С.БУНТМАН: Здесь тоже можно вспомнить царствование Павла с одной стороны, например, идея министерств вместо коллегий и идея ведомства, которое возглавляет один человек, министр, — это в чем-то павловские наброски, при всей осторожности, с которой, наверное, надо относиться к павловским указаниям как к системе. Но, с другой стороны, невольные наброски крестьянской реформы, которые были при Павле.
А.ЛЕВАНДОВСКИЙ: Вы абсолютно правы. Но Павел абсолютно несистемный человек. Он человек разового указа, какого-то одного документа. Сегодня его повело в этом направлении, и он издал указ. А «Негласный комитет» действовал именно в системе — вот это была большая сила.

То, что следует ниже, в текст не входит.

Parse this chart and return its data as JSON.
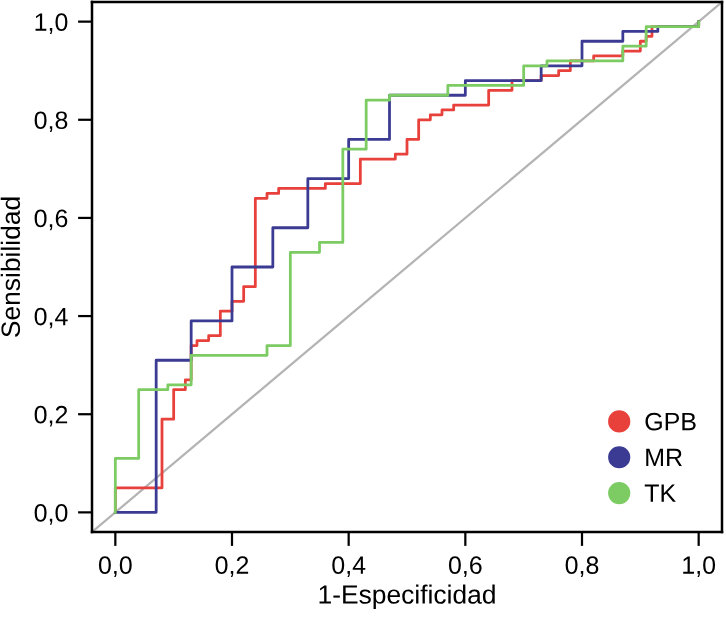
{
  "chart_data": {
    "type": "step",
    "xlabel": "1-Especificidad",
    "ylabel": "Sensibilidad",
    "xlim": [
      -0.04,
      1.04
    ],
    "ylim": [
      -0.04,
      1.04
    ],
    "xticks": [
      {
        "value": 0,
        "label": "0,0"
      },
      {
        "value": 0.2,
        "label": "0,2"
      },
      {
        "value": 0.4,
        "label": "0,4"
      },
      {
        "value": 0.6,
        "label": "0,6"
      },
      {
        "value": 0.8,
        "label": "0,8"
      },
      {
        "value": 1,
        "label": "1,0"
      }
    ],
    "yticks": [
      {
        "value": 0,
        "label": "0,0"
      },
      {
        "value": 0.2,
        "label": "0,2"
      },
      {
        "value": 0.4,
        "label": "0,4"
      },
      {
        "value": 0.6,
        "label": "0,6"
      },
      {
        "value": 0.8,
        "label": "0,8"
      },
      {
        "value": 1,
        "label": "1,0"
      }
    ],
    "grid": false,
    "legend": "bottom right",
    "marker": "none",
    "series": [
      {
        "type": "line",
        "color": "#b4b4b4",
        "x": [
          -0.04,
          1.04
        ],
        "values": [
          -0.04,
          1.04
        ]
      },
      {
        "name": "GPB",
        "color": "#e8413c",
        "x": [
          0,
          0,
          0.08,
          0.1,
          0.12,
          0.13,
          0.14,
          0.16,
          0.18,
          0.2,
          0.22,
          0.24,
          0.26,
          0.28,
          0.36,
          0.42,
          0.48,
          0.5,
          0.52,
          0.54,
          0.56,
          0.58,
          0.64,
          0.68,
          0.73,
          0.76,
          0.78,
          0.82,
          0.87,
          0.9,
          0.91,
          0.92,
          1.0
        ],
        "values": [
          0,
          0.05,
          0.19,
          0.25,
          0.27,
          0.34,
          0.35,
          0.36,
          0.41,
          0.43,
          0.46,
          0.64,
          0.65,
          0.66,
          0.67,
          0.72,
          0.73,
          0.76,
          0.8,
          0.81,
          0.82,
          0.83,
          0.86,
          0.88,
          0.89,
          0.9,
          0.92,
          0.93,
          0.94,
          0.96,
          0.97,
          0.99,
          1.0
        ]
      },
      {
        "name": "MR",
        "color": "#3b3b94",
        "x": [
          0,
          0.07,
          0.13,
          0.2,
          0.27,
          0.33,
          0.4,
          0.47,
          0.6,
          0.73,
          0.8,
          0.87,
          0.93,
          1.0
        ],
        "values": [
          0,
          0.31,
          0.39,
          0.5,
          0.58,
          0.68,
          0.76,
          0.85,
          0.88,
          0.91,
          0.96,
          0.98,
          0.99,
          1.0
        ]
      },
      {
        "name": "TK",
        "color": "#7ccc63",
        "x": [
          0,
          0,
          0.04,
          0.09,
          0.13,
          0.26,
          0.3,
          0.35,
          0.39,
          0.43,
          0.47,
          0.57,
          0.7,
          0.74,
          0.87,
          0.91,
          1.0
        ],
        "values": [
          0,
          0.11,
          0.25,
          0.26,
          0.32,
          0.34,
          0.53,
          0.55,
          0.74,
          0.84,
          0.85,
          0.87,
          0.91,
          0.92,
          0.95,
          0.99,
          1.0
        ]
      }
    ]
  }
}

С.БУНТМАН: Какие были сложности у Александра и Негласного комитета хотя бы с той же губернской реформой в России, которой был нанесен большой достаточно удар административной реформе за недолгое правление Павла? Все-таки был нанесен удар по многим учреждениям Екатерины, и многим ее начинаниям. С какого уровня им приходилось восстанавливать?

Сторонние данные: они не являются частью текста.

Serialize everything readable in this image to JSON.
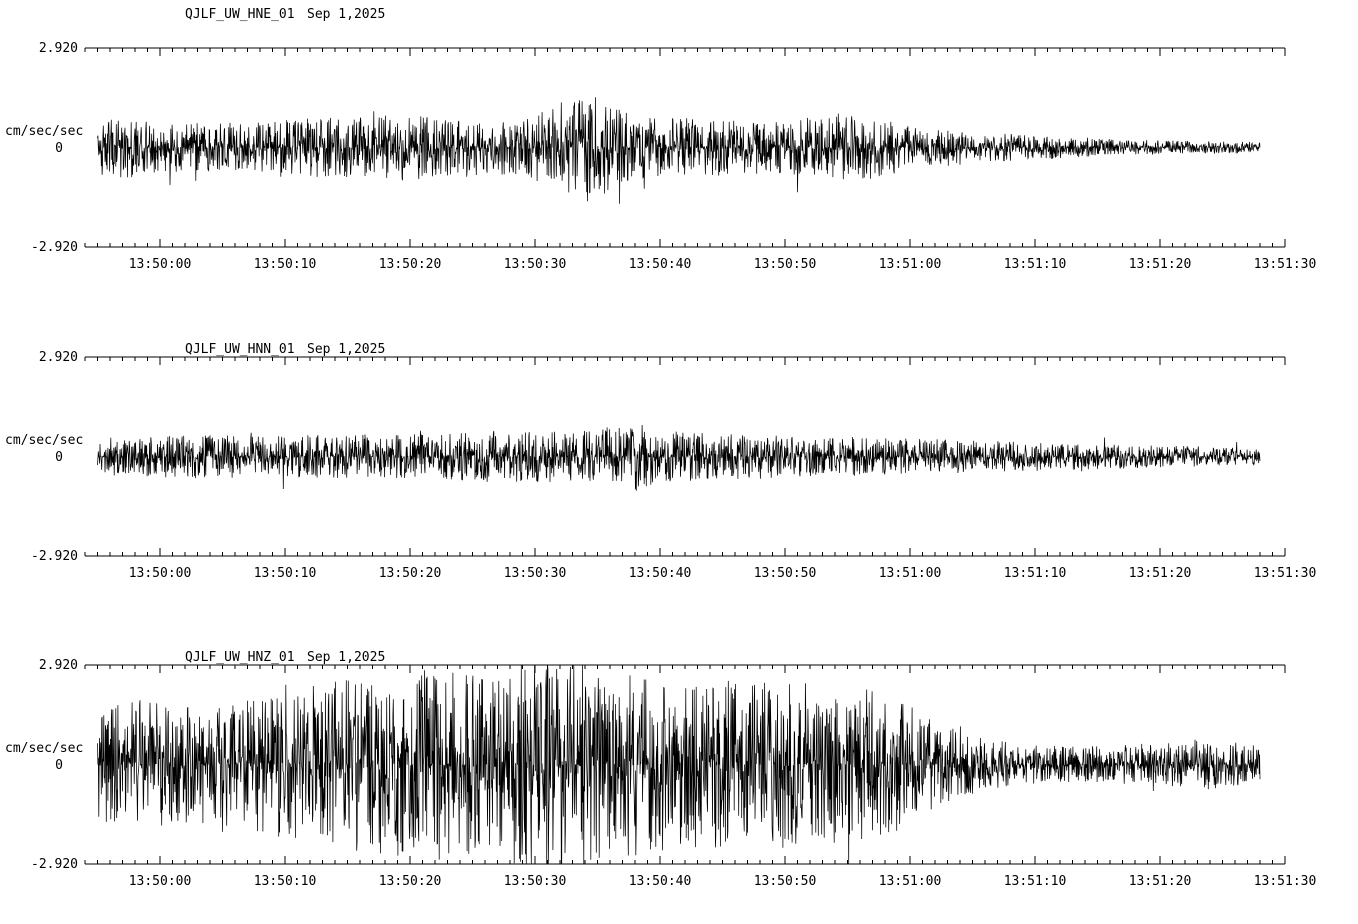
{
  "page": {
    "background": "#ffffff",
    "foreground": "#000000"
  },
  "chart_data": [
    {
      "type": "line",
      "subtype": "seismogram-waveform",
      "station": "QJLF_UW_HNE_01",
      "date": "Sep 1,2025",
      "ylabel": "cm/sec/sec",
      "ylim": [
        -2.92,
        2.92
      ],
      "ytick_labels": [
        "2.920",
        "0",
        "-2.920"
      ],
      "x_ticks": [
        "13:50:00",
        "13:50:10",
        "13:50:20",
        "13:50:30",
        "13:50:40",
        "13:50:50",
        "13:51:00",
        "13:51:10",
        "13:51:20",
        "13:51:30"
      ],
      "x_axis": {
        "span_seconds": 96,
        "first_tick_offset_s": 6,
        "major_interval_s": 10,
        "minor_interval_s": 1
      },
      "grid": false,
      "legend": false,
      "noise_seed": 11,
      "envelope": {
        "t": [
          1,
          3,
          6,
          10,
          14,
          18,
          22,
          26,
          30,
          34,
          38,
          40,
          42,
          44,
          48,
          52,
          56,
          60,
          63,
          66,
          69,
          72,
          76,
          80,
          85,
          90,
          94
        ],
        "amp": [
          0.75,
          0.85,
          0.7,
          0.65,
          0.7,
          0.8,
          0.85,
          0.95,
          0.8,
          0.75,
          1.1,
          1.5,
          1.2,
          0.85,
          0.8,
          0.75,
          0.7,
          0.95,
          0.85,
          0.6,
          0.5,
          0.42,
          0.34,
          0.27,
          0.2,
          0.17,
          0.15
        ]
      }
    },
    {
      "type": "line",
      "subtype": "seismogram-waveform",
      "station": "QJLF_UW_HNN_01",
      "date": "Sep 1,2025",
      "ylabel": "cm/sec/sec",
      "ylim": [
        -2.92,
        2.92
      ],
      "ytick_labels": [
        "2.920",
        "0",
        "-2.920"
      ],
      "x_ticks": [
        "13:50:00",
        "13:50:10",
        "13:50:20",
        "13:50:30",
        "13:50:40",
        "13:50:50",
        "13:51:00",
        "13:51:10",
        "13:51:20",
        "13:51:30"
      ],
      "x_axis": {
        "span_seconds": 96,
        "first_tick_offset_s": 6,
        "major_interval_s": 10,
        "minor_interval_s": 1
      },
      "grid": false,
      "legend": false,
      "noise_seed": 22,
      "envelope": {
        "t": [
          1,
          5,
          10,
          15,
          20,
          25,
          30,
          35,
          40,
          44,
          46,
          50,
          55,
          60,
          65,
          70,
          75,
          80,
          85,
          90,
          94
        ],
        "amp": [
          0.5,
          0.55,
          0.6,
          0.55,
          0.6,
          0.6,
          0.65,
          0.7,
          0.7,
          0.95,
          0.7,
          0.65,
          0.6,
          0.55,
          0.5,
          0.45,
          0.4,
          0.35,
          0.32,
          0.28,
          0.22
        ]
      }
    },
    {
      "type": "line",
      "subtype": "seismogram-waveform",
      "station": "QJLF_UW_HNZ_01",
      "date": "Sep 1,2025",
      "ylabel": "cm/sec/sec",
      "ylim": [
        -2.92,
        2.92
      ],
      "ytick_labels": [
        "2.920",
        "0",
        "-2.920"
      ],
      "x_ticks": [
        "13:50:00",
        "13:50:10",
        "13:50:20",
        "13:50:30",
        "13:50:40",
        "13:50:50",
        "13:51:00",
        "13:51:10",
        "13:51:20",
        "13:51:30"
      ],
      "x_axis": {
        "span_seconds": 96,
        "first_tick_offset_s": 6,
        "major_interval_s": 10,
        "minor_interval_s": 1
      },
      "grid": false,
      "legend": false,
      "noise_seed": 33,
      "envelope": {
        "t": [
          1,
          4,
          8,
          12,
          16,
          20,
          24,
          28,
          32,
          35,
          38,
          41,
          44,
          47,
          50,
          53,
          56,
          59,
          62,
          65,
          68,
          71,
          74,
          78,
          82,
          86,
          89,
          92,
          94
        ],
        "amp": [
          1.5,
          1.8,
          1.6,
          1.7,
          2.0,
          2.3,
          2.5,
          2.6,
          2.4,
          2.8,
          2.9,
          2.6,
          2.5,
          2.3,
          2.4,
          2.2,
          2.3,
          2.4,
          2.1,
          1.8,
          1.2,
          0.8,
          0.6,
          0.5,
          0.5,
          0.6,
          0.7,
          0.6,
          0.5
        ]
      }
    }
  ]
}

А.ЛЕВАНДОВСКИЙ: У меня все-таки такое ощущение, что Екатерина вот эти нижние этажи построила очень основательно. Павел очень многое изменил, поуродовал, но это было как отдельные осколки на общем фоне. В целом основа была сильной, и здесь речь шла только о каких-то ремонтных работах нужно было, налаживая хорошо знакомое, что за два десятилетия после губернской реформы при Екатерине уже вошло в плоть и кровь русской жизни, уже сразу начинать достраивать это здание. Здесь главный упор был не столько на ремонтные работы, сколько на новое. А это, скорее, ежедневная рутина очень быстро все вошло в норму.

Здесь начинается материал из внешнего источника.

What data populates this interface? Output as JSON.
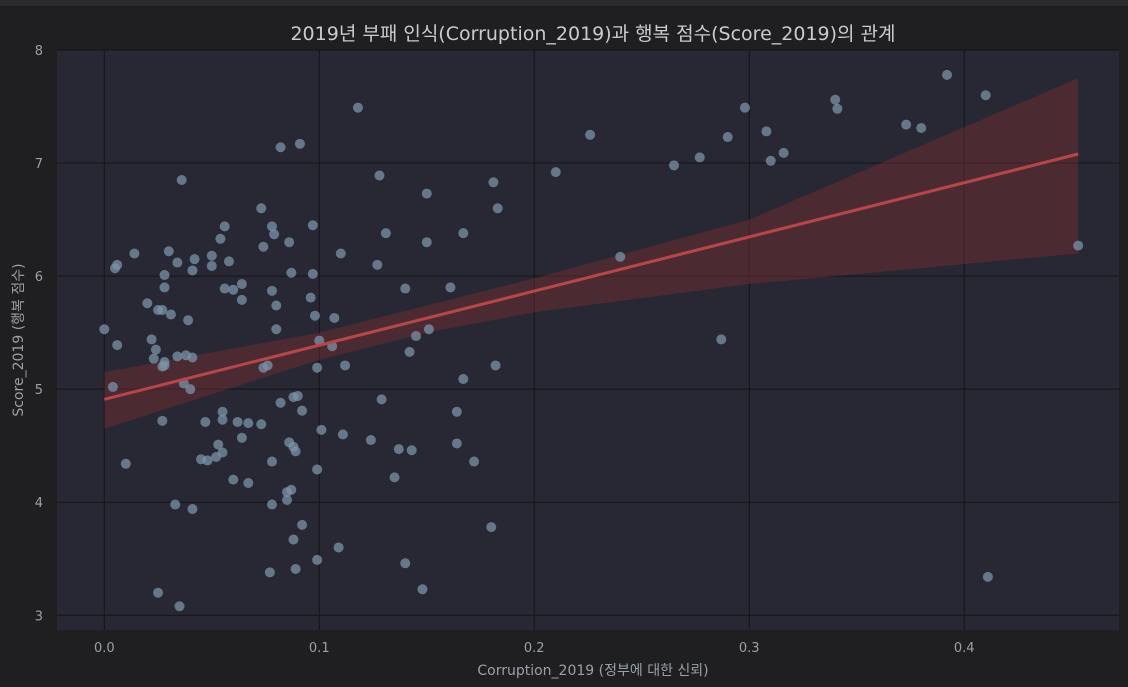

С.БУНТМАН: Итак, шаг за шагом что-то все-таки делается Александром в 1800-х годах. Что же делается?
А.ЛЕВАНДОВСКИЙ: Если брать конкретно правительственную деятельность, то здесь, конечно, все-таки министерскую реформу, право Сената трудно переоценить. Россия получила систему, которая, по-моему, до сих пор является определяющей для нас то есть это действительно оказалось на века. Александр достроил, и, по-моему, все было сделано очень разумно. Если сравнивать с Коллегией министерства — это замена коллегиального принципа принципом единовластия, но что характерно, и единоличной ответственности. Для нашего царства-государства это, по-моему, более плодотворно, чем Коллегия на уровне бюрократии. Во всяком случае, с точки зрения чисто практической это себя оправдало. Затем гораздо более четкое распределение функций многие коллегии, которые дублировали друг друга, были соединены воедино например, министерство финансов было образовано на основе трех коллегий. И в то же время появилась такая родная и прекрасная вещь, как МВД как без него жили раньше, очень трудно представить, но появилось оно именно тогда. Министерство просвещения было новым, и оно в 19 веке сыграло, при всех оговорках, бюрократизации, административного подхода сыграло огромную роль в развитии системы просвещения. И что касается Сената думаю, спроси при Екатерине любого сенатора, чем он там занимается, трудно было бы получить четкий ответ. Очень важный орган при Петре, но с неясными, разнообразными функциями при его правопреемниках он превратился уже в отстойник, откровенно говоря с прекрасным имиджем чрезвычайно важного, прекрасного содержания, но по сути дела замена персональной пенсии. Указ о правах Сената дал Сенату контрольные функции. Контрольные функции над бюрократией отчеты министров перед Сенатом, сенатская ревизия знаменитая. И при Александре, и при Николае это было, может быть, главным пугалом для чиновников. Дело в том, что Сенат был поставлен вне вот этой линейной системы, сенаторы получали отличные оклады, и среди администрации они рассматривались как снобы — к ним очень трудно было искать подходы. Ревизия по своей министерской линии знакомства, заранее тебя оповестят, очень легко найти общий язык. А с этими очень сложно. Обычно самые громкие отставки и даже судебные дела связаны были с сенатскими ревизиями. Это было придумано неплохо. И потом очень интересно у Сената, кстати, было право оспаривать указы царя. Знаменитое право «ремонстрации» этого права никогда не было в России.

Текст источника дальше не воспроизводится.